Sure. Bob, I'll start Patrick here. We're very excited about our engagement in the basketball category overall. We're very excited about the Curry 6 that we just launched. It's doing great in the market.
And we're excited about some of the launches that are coming up this year, not just with the Curry franchise, but also the Havoc and the Swan and some of the other products that we have. And I'm sure Kevin, you want to add some color on to that. But we're also excited about Joel Embiid. We're excited about the All Star game. And since I know this is a really favorite topic of Kevin, I'm going to hand it over to him to talk a little bit about that because
we're very excited. Well, let me expand on it then. Obviously, we built an incredible franchise with and through Curry, which has been explosive for us, but also building and making sure that happens beyond it. We don't want to put all that weight just on Steph and shoulders, although he is someone who can certainly handle it. But I'd rather have this go from what we're doing in basketball and what you see with the ability to have for the first time 2 starters in the NBA All Star Game this weekend is a big deal.
But we see the ability to continue to expand this. I mean, what's happened in footwear for us as a whole, even moving beyond any one sport is the focus that we have with our team in our headquarters out in Portland. And I think the product that you're seeing come through, franchise is what we've built with Curry, but I think it goes much further beyond that within Havoc, within spawn. And then also as you go to other categories and let me move this to a couple other topics, but our cleated, which is highlights, spotlight, Harper. In running, it's HOVR, Phantom, Sonic, Infinite.
In women's, it's Fortis and Breathe. In sport style, it's Forge, SR Low, it's Project Rock. What I'm getting to is that you're not going to find us trying to reinvent the wheel every year and we've done that for a long time. We're in our 12th year making footwear and I think we've been too quick to move from one idea to the next idea. Building franchise is going to be critical for us.
And really, I think the Curry business is what has taught us that as a business of how we can get into a product line, we can get into a category and we can just keep enhancing it season after season, year after year. And I think that's what you're beginning to see from us. Narrow and deep and so that's what we want to be. We want to be performance on court authentic basketball. We want to win there.
We believe that that's going to what's going to lead to the kid to want to take a pair of shoes from the court and put them all when they're walking on their way home too.
And Bob, this is Dave. Just on your question relative to off price and factory house versus the off price channel. Generally speaking, we feel better about controlling the movement of our access through our outlet doors, But we also know that we need to have a certain mix of MFO product there to really make the shopping experience for the consumers a strong one. So we do leverage the 3rd party off price channel to take care of that excess outside of what we can do in the mix in our outlet stores. And we'll continue to work on trying to decrease that as a percentage of our revenue going forward.

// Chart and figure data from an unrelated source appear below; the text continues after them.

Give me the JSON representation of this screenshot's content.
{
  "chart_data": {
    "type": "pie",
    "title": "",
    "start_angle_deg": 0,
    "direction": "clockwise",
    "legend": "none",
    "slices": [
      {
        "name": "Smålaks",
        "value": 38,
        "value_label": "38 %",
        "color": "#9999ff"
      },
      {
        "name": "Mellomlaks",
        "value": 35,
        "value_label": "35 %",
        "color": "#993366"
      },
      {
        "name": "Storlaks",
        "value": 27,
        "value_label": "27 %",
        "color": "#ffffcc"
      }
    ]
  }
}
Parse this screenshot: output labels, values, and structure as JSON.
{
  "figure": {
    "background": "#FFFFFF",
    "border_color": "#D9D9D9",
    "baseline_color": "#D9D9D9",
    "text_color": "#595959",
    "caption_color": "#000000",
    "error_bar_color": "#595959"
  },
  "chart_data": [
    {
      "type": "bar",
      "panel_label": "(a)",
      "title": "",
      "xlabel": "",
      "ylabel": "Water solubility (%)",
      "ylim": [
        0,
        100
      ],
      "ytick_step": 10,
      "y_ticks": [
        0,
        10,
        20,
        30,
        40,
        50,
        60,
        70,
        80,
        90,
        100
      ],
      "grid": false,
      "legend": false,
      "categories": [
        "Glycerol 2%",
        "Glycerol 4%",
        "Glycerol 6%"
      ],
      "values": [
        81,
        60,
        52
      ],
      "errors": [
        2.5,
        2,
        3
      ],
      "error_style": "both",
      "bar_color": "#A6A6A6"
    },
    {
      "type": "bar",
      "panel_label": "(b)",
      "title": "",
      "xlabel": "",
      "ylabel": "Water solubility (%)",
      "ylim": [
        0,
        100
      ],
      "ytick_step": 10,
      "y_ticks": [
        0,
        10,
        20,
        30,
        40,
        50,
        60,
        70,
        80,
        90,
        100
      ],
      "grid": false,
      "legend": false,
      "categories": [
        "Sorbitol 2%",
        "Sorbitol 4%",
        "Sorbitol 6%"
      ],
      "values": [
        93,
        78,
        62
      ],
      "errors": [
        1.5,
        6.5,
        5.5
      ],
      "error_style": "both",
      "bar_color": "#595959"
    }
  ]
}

And that's what we talked a lot about at Investor Day.
Got it. And if I
could just one more quick question is, is Lance still sporting the beard or is he taking it
off? Still
got it.
You got it. Game day beer, maybe shades tonight. Game day. Update, great.
Thanks very much.
Thanks very much. We appreciate everybody. Operator?
This concludes today's question and answer session as well as today's call. Thank you for your participation and you may now disconnect. Everyone have a great day.